Remember that variety is essential. Any meal should have three colors: green salads, red beets, and orange carrots, for instance: the more colors on your plate the better. Michael Pollan, in his book “In Defense of Food: An Eater’s Manifesto,” says, in a nutshell, “Eat food. Not too much. Mostly Plants.” He also says that much of what we buy in the store is not food as much as ‘foodish’, quasi-edible substances made for long shelf-life rather than nutrition and taste.
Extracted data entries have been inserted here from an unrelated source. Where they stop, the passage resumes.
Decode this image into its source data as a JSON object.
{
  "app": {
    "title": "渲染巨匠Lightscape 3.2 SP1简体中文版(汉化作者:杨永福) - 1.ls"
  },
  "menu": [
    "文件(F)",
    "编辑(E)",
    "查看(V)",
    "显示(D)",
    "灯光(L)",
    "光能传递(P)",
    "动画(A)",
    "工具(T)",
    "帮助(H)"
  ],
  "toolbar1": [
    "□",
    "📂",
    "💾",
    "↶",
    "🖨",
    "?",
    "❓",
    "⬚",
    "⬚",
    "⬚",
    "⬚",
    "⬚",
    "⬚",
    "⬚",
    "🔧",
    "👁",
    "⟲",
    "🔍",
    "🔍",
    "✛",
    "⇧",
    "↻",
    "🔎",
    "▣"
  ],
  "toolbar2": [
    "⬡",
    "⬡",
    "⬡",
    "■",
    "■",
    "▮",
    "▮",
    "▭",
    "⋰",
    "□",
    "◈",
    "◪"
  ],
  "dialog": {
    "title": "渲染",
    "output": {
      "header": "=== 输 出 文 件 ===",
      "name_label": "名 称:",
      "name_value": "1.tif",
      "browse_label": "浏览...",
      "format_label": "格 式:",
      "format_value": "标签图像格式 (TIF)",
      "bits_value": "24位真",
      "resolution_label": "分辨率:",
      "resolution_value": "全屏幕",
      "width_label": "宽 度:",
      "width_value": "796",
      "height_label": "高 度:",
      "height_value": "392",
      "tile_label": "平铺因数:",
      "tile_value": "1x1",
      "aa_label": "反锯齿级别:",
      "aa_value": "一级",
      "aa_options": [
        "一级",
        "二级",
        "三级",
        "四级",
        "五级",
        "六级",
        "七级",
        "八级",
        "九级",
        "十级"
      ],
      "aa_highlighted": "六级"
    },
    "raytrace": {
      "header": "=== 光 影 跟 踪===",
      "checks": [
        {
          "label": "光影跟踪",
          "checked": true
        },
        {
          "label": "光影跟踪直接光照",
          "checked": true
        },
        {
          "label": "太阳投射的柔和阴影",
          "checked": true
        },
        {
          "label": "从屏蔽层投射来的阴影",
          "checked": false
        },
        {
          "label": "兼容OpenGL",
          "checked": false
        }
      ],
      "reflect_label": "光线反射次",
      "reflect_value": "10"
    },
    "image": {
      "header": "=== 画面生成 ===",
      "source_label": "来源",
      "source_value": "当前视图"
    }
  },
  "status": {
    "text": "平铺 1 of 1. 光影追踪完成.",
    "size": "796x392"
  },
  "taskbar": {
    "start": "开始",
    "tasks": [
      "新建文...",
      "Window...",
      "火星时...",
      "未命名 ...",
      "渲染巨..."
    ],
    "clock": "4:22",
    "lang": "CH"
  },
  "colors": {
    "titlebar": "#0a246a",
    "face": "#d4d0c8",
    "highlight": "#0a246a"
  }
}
When you grow your own, you know what you get.
Most vegetables are easy to grow. Green beans need little care. Carrots need a sandy soil and, since the seeds are so tiny, constant watering until the greens break through the surface.
Potatoes attract Colorado potato beetles. I handpick these creatures and if there are too many I dust the plants with a friendly pesticide, which I also sprinkle on my broccoli and cabbages. Kale, a very healthy dark green plant, is the least trouble-prone.
So do yourself a favor, engage in a wholesome exercise, grow your own and prevent a lot of polluted air from happening, while enriching your table with nutritious fare. An all-around win-win situation.
I am city-bred, first generation. All our kids are in the city, Toronto, Hamilton, Minneapolis, Santa Fe, Greater Kitchener area: for them the city begs as the jobs are there. I was fortunate to make a good living away from urban North America.